Reviews of the effectiveness of the Community Reinvestment Act (CRA) are mixed. While some argue that the CRA has improved access to credit for minority and low-to-moderate income consumers, economists at the Federal Reserve could not find clear evidence that the CRA increased lending and home ownership more in low income neighborhoods than in higher income ones. A Competitive Enterprise Institute study made a similar finding. And Politico has reported that the Community Reinvestment Act sometimes pushes poor people out of their own neighborhoods by facilitating investment by outsiders.

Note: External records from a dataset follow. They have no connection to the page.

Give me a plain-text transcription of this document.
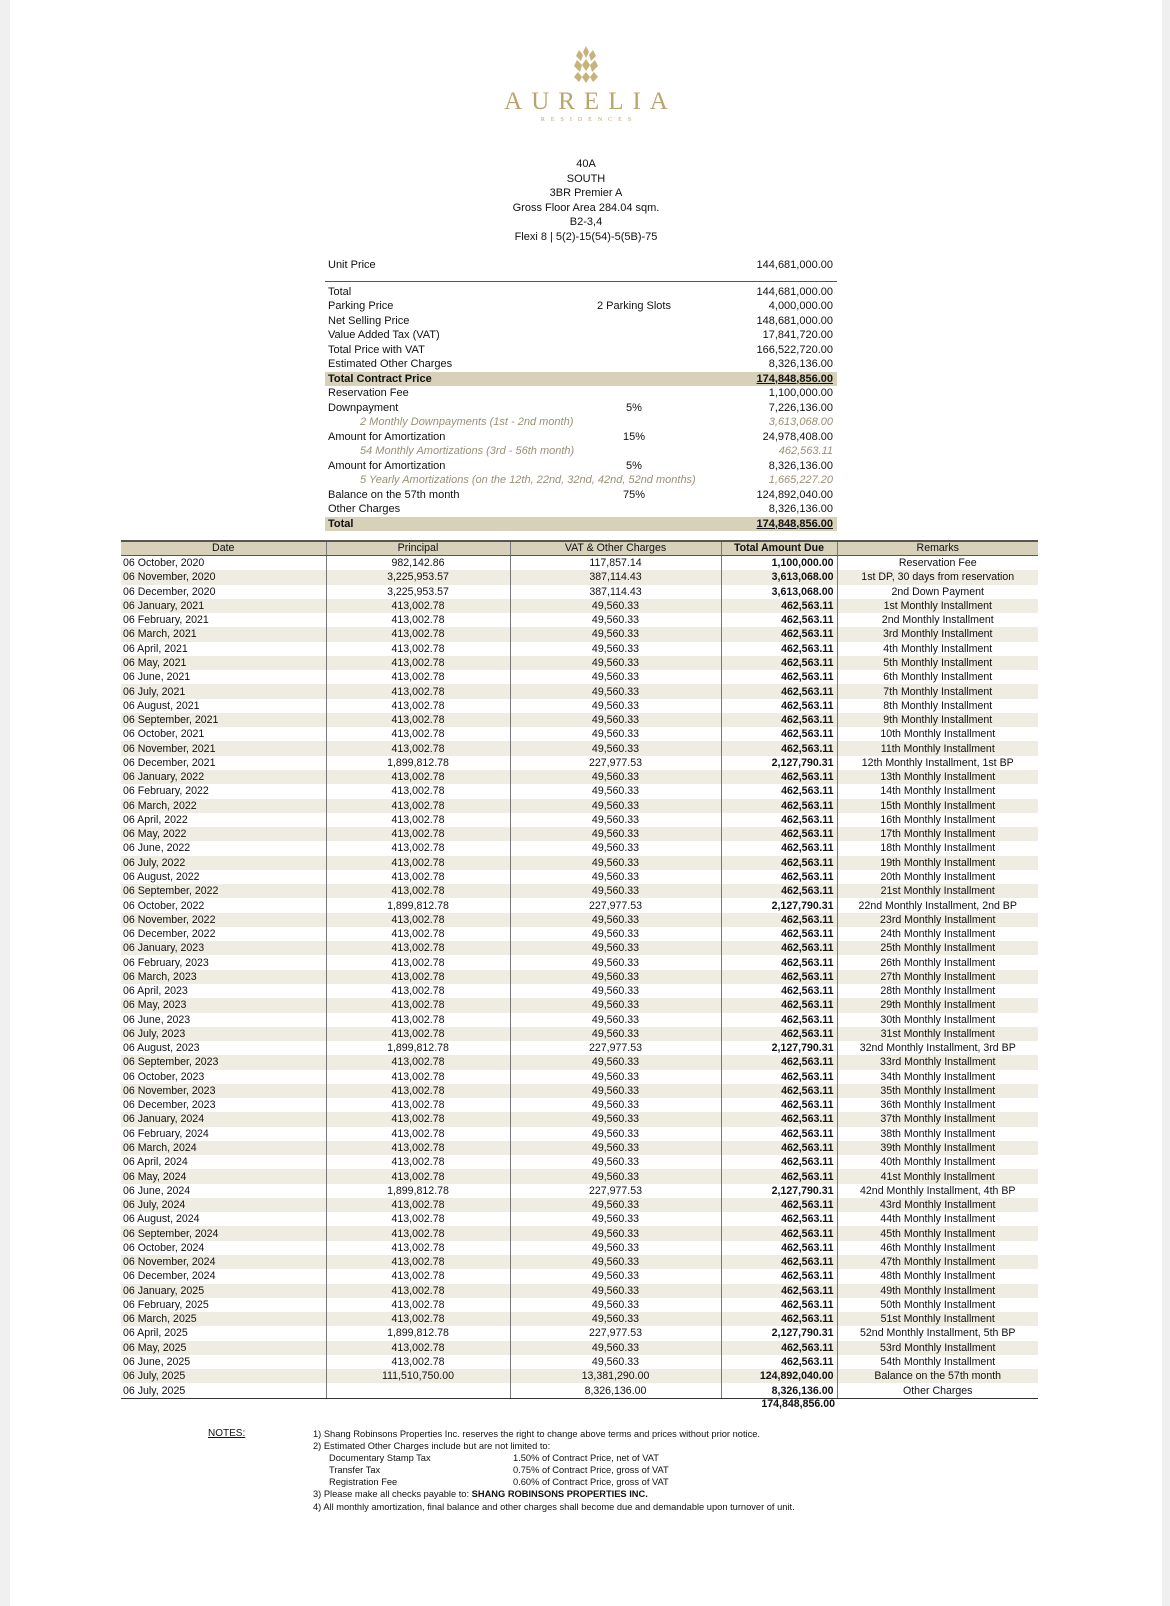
AURELIA
RESIDENCES
40A
SOUTH
3BR Premier A
Gross Floor Area 284.04 sqm.
B2-3,4
Flexi 8 | 5(2)-15(54)-5(5B)-75
Unit Price	144,681,000.00
Total	144,681,000.00
Parking Price	2 Parking Slots	4,000,000.00
Net Selling Price	148,681,000.00
Value Added Tax (VAT)	17,841,720.00
Total Price with VAT	166,522,720.00
Estimated Other Charges	8,326,136.00
Total Contract Price	174,848,856.00
Reservation Fee	1,100,000.00
Downpayment	5%	7,226,136.00
2 Monthly Downpayments (1st - 2nd month)	3,613,068.00
Amount for Amortization	15%	24,978,408.00
54 Monthly Amortizations (3rd - 56th month)	462,563.11
Amount for Amortization	5%	8,326,136.00
5 Yearly Amortizations (on the 12th, 22nd, 32nd, 42nd, 52nd months)	1,665,227.20
Balance on the 57th month	75%	124,892,040.00
Other Charges	8,326,136.00
Total	174,848,856.00
Date	Principal	VAT & Other Charges	Total Amount Due	Remarks
06 October, 2020	982,142.86	117,857.14	1,100,000.00	Reservation Fee
06 November, 2020	3,225,953.57	387,114.43	3,613,068.00	1st DP, 30 days from reservation
06 December, 2020	3,225,953.57	387,114.43	3,613,068.00	2nd Down Payment
06 January, 2021	413,002.78	49,560.33	462,563.11	1st Monthly Installment
06 February, 2021	413,002.78	49,560.33	462,563.11	2nd Monthly Installment
06 March, 2021	413,002.78	49,560.33	462,563.11	3rd Monthly Installment
06 April, 2021	413,002.78	49,560.33	462,563.11	4th Monthly Installment
06 May, 2021	413,002.78	49,560.33	462,563.11	5th Monthly Installment
06 June, 2021	413,002.78	49,560.33	462,563.11	6th Monthly Installment
06 July, 2021	413,002.78	49,560.33	462,563.11	7th Monthly Installment
06 August, 2021	413,002.78	49,560.33	462,563.11	8th Monthly Installment
06 September, 2021	413,002.78	49,560.33	462,563.11	9th Monthly Installment
06 October, 2021	413,002.78	49,560.33	462,563.11	10th Monthly Installment
06 November, 2021	413,002.78	49,560.33	462,563.11	11th Monthly Installment
06 December, 2021	1,899,812.78	227,977.53	2,127,790.31	12th Monthly Installment, 1st BP
06 January, 2022	413,002.78	49,560.33	462,563.11	13th Monthly Installment
06 February, 2022	413,002.78	49,560.33	462,563.11	14th Monthly Installment
06 March, 2022	413,002.78	49,560.33	462,563.11	15th Monthly Installment
06 April, 2022	413,002.78	49,560.33	462,563.11	16th Monthly Installment
06 May, 2022	413,002.78	49,560.33	462,563.11	17th Monthly Installment
06 June, 2022	413,002.78	49,560.33	462,563.11	18th Monthly Installment
06 July, 2022	413,002.78	49,560.33	462,563.11	19th Monthly Installment
06 August, 2022	413,002.78	49,560.33	462,563.11	20th Monthly Installment
06 September, 2022	413,002.78	49,560.33	462,563.11	21st Monthly Installment
06 October, 2022	1,899,812.78	227,977.53	2,127,790.31	22nd Monthly Installment, 2nd BP
06 November, 2022	413,002.78	49,560.33	462,563.11	23rd Monthly Installment
06 December, 2022	413,002.78	49,560.33	462,563.11	24th Monthly Installment
06 January, 2023	413,002.78	49,560.33	462,563.11	25th Monthly Installment
06 February, 2023	413,002.78	49,560.33	462,563.11	26th Monthly Installment
06 March, 2023	413,002.78	49,560.33	462,563.11	27th Monthly Installment
06 April, 2023	413,002.78	49,560.33	462,563.11	28th Monthly Installment
06 May, 2023	413,002.78	49,560.33	462,563.11	29th Monthly Installment
06 June, 2023	413,002.78	49,560.33	462,563.11	30th Monthly Installment
06 July, 2023	413,002.78	49,560.33	462,563.11	31st Monthly Installment
06 August, 2023	1,899,812.78	227,977.53	2,127,790.31	32nd Monthly Installment, 3rd BP
06 September, 2023	413,002.78	49,560.33	462,563.11	33rd Monthly Installment
06 October, 2023	413,002.78	49,560.33	462,563.11	34th Monthly Installment
06 November, 2023	413,002.78	49,560.33	462,563.11	35th Monthly Installment
06 December, 2023	413,002.78	49,560.33	462,563.11	36th Monthly Installment
06 January, 2024	413,002.78	49,560.33	462,563.11	37th Monthly Installment
06 February, 2024	413,002.78	49,560.33	462,563.11	38th Monthly Installment
06 March, 2024	413,002.78	49,560.33	462,563.11	39th Monthly Installment
06 April, 2024	413,002.78	49,560.33	462,563.11	40th Monthly Installment
06 May, 2024	413,002.78	49,560.33	462,563.11	41st Monthly Installment
06 June, 2024	1,899,812.78	227,977.53	2,127,790.31	42nd Monthly Installment, 4th BP
06 July, 2024	413,002.78	49,560.33	462,563.11	43rd Monthly Installment
06 August, 2024	413,002.78	49,560.33	462,563.11	44th Monthly Installment
06 September, 2024	413,002.78	49,560.33	462,563.11	45th Monthly Installment
06 October, 2024	413,002.78	49,560.33	462,563.11	46th Monthly Installment
06 November, 2024	413,002.78	49,560.33	462,563.11	47th Monthly Installment
06 December, 2024	413,002.78	49,560.33	462,563.11	48th Monthly Installment
06 January, 2025	413,002.78	49,560.33	462,563.11	49th Monthly Installment
06 February, 2025	413,002.78	49,560.33	462,563.11	50th Monthly Installment
06 March, 2025	413,002.78	49,560.33	462,563.11	51st Monthly Installment
06 April, 2025	1,899,812.78	227,977.53	2,127,790.31	52nd Monthly Installment, 5th BP
06 May, 2025	413,002.78	49,560.33	462,563.11	53rd Monthly Installment
06 June, 2025	413,002.78	49,560.33	462,563.11	54th Monthly Installment
06 July, 2025	111,510,750.00	13,381,290.00	124,892,040.00	Balance on the 57th month
06 July, 2025		8,326,136.00	8,326,136.00	Other Charges
174,848,856.00
NOTES:	1) Shang Robinsons Properties Inc. reserves the right to change above terms and prices without prior notice.
2) Estimated Other Charges include but are not limited to:
Documentary Stamp Tax	1.50% of Contract Price, net of VAT
Transfer Tax	0.75% of Contract Price, gross of VAT
Registration Fee	0.60% of Contract Price, gross of VAT
3) Please make all checks payable to: SHANG ROBINSONS PROPERTIES INC.
4) All monthly amortization, final balance and other charges shall become due and demandable upon turnover of unit.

In a hearing before the Congressional Committee on Financial Services, an NYU economics professor wrote that efforts to "lean on" banks in vague and subjective ways to make loans is an "inappropriate instrument for achieving those goals." He suggested that better ways to accomplish the goals would be vigorous enforcement of anti-discrimination laws, of antitrust laws to promote competition, and federal funding of worthy projects directly through an "on-budget and transparent process" like the Community Development Financial Institutions Fund.
It’s easy to debate the reasons we still see such racial disparities. It’s a complex topic of hundreds of years of history and culture, some of which I pointed out in last week’s newsletter (here) But complexity doesn’t mean we can’t see that we have segregated neighborhoods, underfunded schools with Black American majorities, ongoing employment discrimination, and unequal treatment in the criminal justice system. Correcting these policy shortcomings is essential if the promises of Brown, the Civil Rights Act, the Voting Act and the Fair Housing Act are to be fulfilled.
The challenges exist not only in passing more legislation, but in changing hearts and minds. Raising awareness of the ways we have perpetuated systemic racism is everyone’s job. Combating racism is everyone’s job. I appeal to your hearts and minds as you consider your votes this November. Find out where the officials at your local, county, state and national levels stand on combating systemic racism and achieving the aims of the Supreme Court decisions and the landmark legislations included in this newsletter. Ask questions. And seek anti-racist answers.
In these ways, ordinary people can remake our history until it more closely aligns with our highest ideals and we can thereby “create a more perfect union.”